En résumé, pour lutter efficacement contre Orban, Macron n’a pas intérêt à rechercher l’hégémonie chez les démocrates. Encore faut-il que ceux-ci la lui contestent intelligemment…


Audin, un premier pas

La reconnaissance par le Président de la République de la responsabilité de l’Etat dans la mort de Maurice Audin est un geste fort. Ce n’est pas le triomphe d’un camp, c’est la victoire, bien tardive, de la simple vérité. Elle ouvre la voie à un examen plus systématique de la pratique de la torture par les autorités françaises, et plus largement sur l’ensemble de la décolonisation de l’Algérie et ses épisodes dramatiques, Sétif, Constantine, l’abandon des Harkis, les conditions d’accueil des Rapatriés…La mémoire de la guerre d’Algérie est très inégalement présente dans les foyers français d’aujourd’hui ; mais dans certains territoires, elle pèse encore lourdement dans les rancœurs héritées. Il est grand temps d’alléger ce fardeau.

Bloc-notes du 07 Septembre 2018

Gilles Clavreul - 7 Sep 2018

La maison brûle

A l’occasion de la démission de Nicolas Hulot, les commentateurs ont rappelé cette phrase de Jacques Chirac à propos du réchauffement climatique : « La maison brûle, et nous regardons ailleurs ». On peut en dire autant de la maison Europe. Laissons provisoirement de côté l’Europe-institution, prise quant à elle dans les glaces bureaucratiques, et parlons de l’Europe tout court, celle qui, après avoir été le théâtre des guerres meurtrières du XXème siècle, après le déchirement de la Guerre Froide, a fait de la démocratie son destin commun.

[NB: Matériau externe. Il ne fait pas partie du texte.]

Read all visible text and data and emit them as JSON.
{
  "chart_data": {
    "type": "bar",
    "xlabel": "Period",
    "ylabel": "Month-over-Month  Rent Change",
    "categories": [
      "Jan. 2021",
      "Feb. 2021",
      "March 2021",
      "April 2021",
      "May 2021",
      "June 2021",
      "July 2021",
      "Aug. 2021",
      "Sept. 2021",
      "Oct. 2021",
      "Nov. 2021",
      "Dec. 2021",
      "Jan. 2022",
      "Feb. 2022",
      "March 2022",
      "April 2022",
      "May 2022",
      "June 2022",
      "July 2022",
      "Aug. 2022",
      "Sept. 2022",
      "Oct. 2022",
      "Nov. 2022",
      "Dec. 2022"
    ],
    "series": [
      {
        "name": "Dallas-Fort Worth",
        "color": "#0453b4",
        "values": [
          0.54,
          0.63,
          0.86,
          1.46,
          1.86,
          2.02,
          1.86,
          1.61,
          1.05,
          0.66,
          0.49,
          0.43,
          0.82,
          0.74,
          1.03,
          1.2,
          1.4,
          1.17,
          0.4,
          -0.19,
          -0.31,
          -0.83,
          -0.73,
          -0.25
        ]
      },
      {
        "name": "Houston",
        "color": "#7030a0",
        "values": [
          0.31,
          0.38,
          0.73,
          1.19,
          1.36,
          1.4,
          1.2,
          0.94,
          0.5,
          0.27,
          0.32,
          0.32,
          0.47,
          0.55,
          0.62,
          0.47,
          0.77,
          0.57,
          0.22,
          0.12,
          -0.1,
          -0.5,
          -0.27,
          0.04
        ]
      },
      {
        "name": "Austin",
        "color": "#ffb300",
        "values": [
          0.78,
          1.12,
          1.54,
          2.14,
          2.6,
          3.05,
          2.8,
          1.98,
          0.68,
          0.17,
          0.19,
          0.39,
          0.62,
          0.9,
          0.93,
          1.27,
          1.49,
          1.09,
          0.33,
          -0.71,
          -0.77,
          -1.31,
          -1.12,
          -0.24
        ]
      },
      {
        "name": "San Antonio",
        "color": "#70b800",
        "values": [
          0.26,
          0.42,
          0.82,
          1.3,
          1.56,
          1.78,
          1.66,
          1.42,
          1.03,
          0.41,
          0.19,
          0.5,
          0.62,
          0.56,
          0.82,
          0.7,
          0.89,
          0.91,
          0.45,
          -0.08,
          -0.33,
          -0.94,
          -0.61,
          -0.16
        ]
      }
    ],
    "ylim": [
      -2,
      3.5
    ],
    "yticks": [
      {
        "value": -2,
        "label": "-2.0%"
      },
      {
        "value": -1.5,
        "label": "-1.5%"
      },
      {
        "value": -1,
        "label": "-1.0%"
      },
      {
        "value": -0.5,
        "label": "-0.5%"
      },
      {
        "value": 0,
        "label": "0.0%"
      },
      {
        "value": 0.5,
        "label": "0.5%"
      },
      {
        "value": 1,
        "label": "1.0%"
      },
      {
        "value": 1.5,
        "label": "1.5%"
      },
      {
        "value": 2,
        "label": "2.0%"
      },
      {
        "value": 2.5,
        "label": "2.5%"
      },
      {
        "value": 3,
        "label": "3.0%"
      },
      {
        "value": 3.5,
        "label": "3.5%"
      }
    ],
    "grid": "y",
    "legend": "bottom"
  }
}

L’Europe sera-t-elle encore longtemps ce havre démocratique qu’il a été si difficile de construire ? On aimerait trouver de quoi se rassurer mais, comme dans la chanson, les nouvelles sont mauvaises d’où qu’elles viennent. Car, à moins qu’on ne souscrive à l’idée que les démocratie et liberté ne vont plus nécessairement de pair, pour faire écho à la problématique posée par le politologue germano-américain Yascha Mounk, la poussée historique des partis nationalistes est le fait politique majeur en Europe aujourd’hui. Ce week-end, les élections législatives en Suède devraient placer le parti « Démocrates de Suède » en deuxième position, non loin des sociaux-démocrates, rendant incertaine la viabilité de la future majorité. En Allemagne, après la démonstration populaire de Chemnitz, l’AfD est crédité de scores supérieurs à 20% dans les Länder de l’est et devancerait le SPD en cas de législatives anticipées. En Italie, l’improbable majorité 5 Stelle – Lega bénéficie d’une popularité que nombre de formations au pouvoir ailleurs en Europe peuvent lui envier.

Depuis bien longtemps, extrêmes-droites et droites extrêmes ont investi des problématiques – la sécurité, l’immigration, la fragilisation des classes populaires – que les partis traditionnels renâclaient à traiter. En France, la droite classique s’est beaucoup abîmée lorsque, par effet de rattrapage, elle a paru surenchérir sur le Front National – et on voit que cette parenthèse, dont Patrick Buisson aura été le théoricien, n’est toujours pas refermée. La gauche de gouvernement, à l’inverse, a fait sur l’immigration dans les années 2010 ce qu’elle a fait en matière de sécurité sous Jospin et en matière d’économie sous Mitterrand : prendre un virage pragmatique et mener une politique réaliste, mais sans l’assumer. Résultat : elle n’en a pas récolté les bénéfices politiques, tout en indisposant une partie de son électorat. Les lignes semblent bouger à nouveau, cette fois ci à la gauche de la gauche, avec la création d’Aufstehen en Allemagne, ou avec les débats, assez vifs, sur la ligne de La France Insoumise sur le rapport à la nation.

Il est heureux qu’à droite, au centre et à gauche, les questions identitaires, celles qui brûlent les doigts et révèlent les nouvelles fractures qui traversent les sociétés démocratiques, soient enfin débattues. Mais n’est-il pas trop tard ? Les mâchoires de la tenaille identitaire ne se referment-elles pas déjà ?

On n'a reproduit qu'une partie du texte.